Dans la dernière partie de son étude, Dr El Mostafa Rezrazi met en avant l’Initiative atlantique du Maroc comme un modèle de coopération régionale combinant économie et sécurité.

Selon lui, cette initiative vise à rompre l’isolement structurel des pays sahéliens en leur donnant un accès direct à l’océan Atlantique. Elle s’appuie sur des projets de ports transfrontaliers, de corridors logistiques et d’investissements dans l’économie bleue, l’énergie et l’agriculture durable.

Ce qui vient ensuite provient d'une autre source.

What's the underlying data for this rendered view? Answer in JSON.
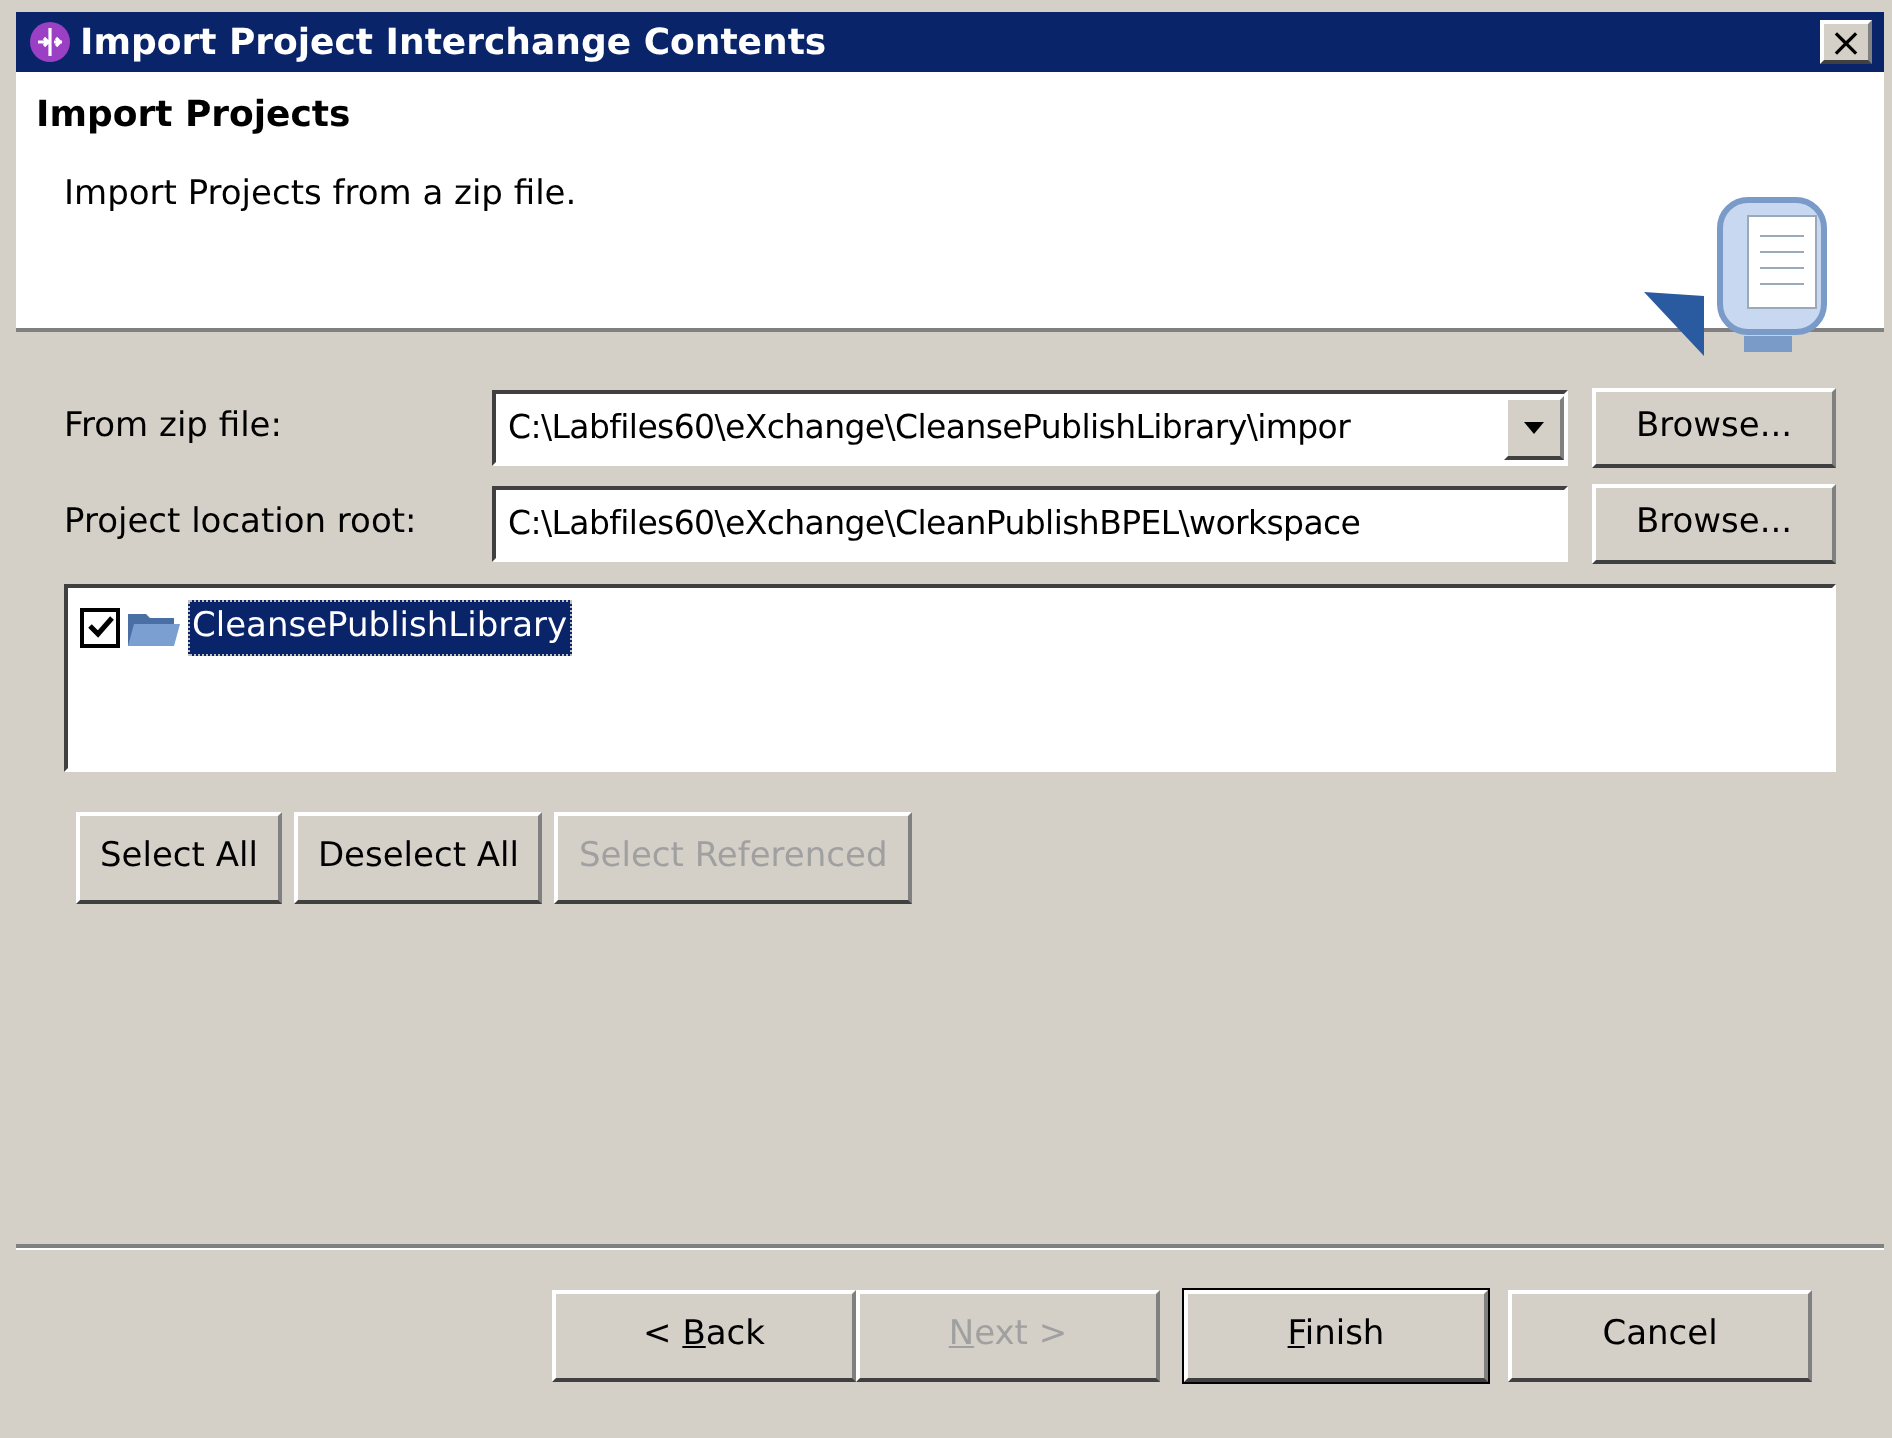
{
  "window": {
    "title": "Import Project Interchange Contents",
    "close": "×"
  },
  "header": {
    "title": "Import Projects",
    "description": "Import Projects from a zip file."
  },
  "fields": [
    {
      "kind": "combo",
      "label": "From zip file:",
      "value": "C:\\Labfiles60\\eXchange\\CleansePublishLibrary\\impor",
      "button": "Browse..."
    },
    {
      "kind": "text",
      "label": "Project location root:",
      "value": "C:\\Labfiles60\\eXchange\\CleanPublishBPEL\\workspace",
      "button": "Browse..."
    }
  ],
  "projects": [
    {
      "name": "CleansePublishLibrary",
      "checked": true,
      "selected": true
    }
  ],
  "selection_buttons": [
    {
      "label": "Select All",
      "disabled": false
    },
    {
      "label": "Deselect All",
      "disabled": false
    },
    {
      "label": "Select Referenced",
      "disabled": true
    }
  ],
  "footer_buttons": [
    {
      "prefix": "< ",
      "key": "B",
      "rest": "ack",
      "disabled": false,
      "default": false
    },
    {
      "key": "N",
      "rest": "ext >",
      "disabled": true,
      "default": false
    },
    {
      "key": "F",
      "rest": "inish",
      "disabled": false,
      "default": true
    },
    {
      "rest": "Cancel",
      "disabled": false,
      "default": false
    }
  ]
}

Le chercheur identifie deux dimensions principales :

  • Sécuritaire, fondée sur l’expérience marocaine en matière de lutte contre l’extrémisme et de prévention du terrorisme.
  • Développement, visant à corriger les vulnérabilités structurelles qui alimentent la radicalisation.

Dr Rezrazi souligne que le succès de cette initiative dépendra de la levée des blocages politiques, notamment entre les pays de la région, et du maintien de son caractère africain, souverain et collectif, garant de sa durabilité.

Selon l’étude, le Sahel traverse une période de recomposition profonde, marquée par des crises politiques, des redéploiements géopolitiques et des mutations terroristes. L’auteur appelle à repenser les stratégies internationales dans la région en plaçant les dimensions sociales et économiques au cœur des politiques de sécurité.

La multiplication des foyers de violence et la fragilisation des États font du Sahel un enjeu mondial. Mais à travers des initiatives régionales comme celle du Maroc, l’étude estime que des solutions africaines, fondées sur la coopération et le développement, peuvent transformer cette zone d’instabilité en un espace d’intégration et de résilience.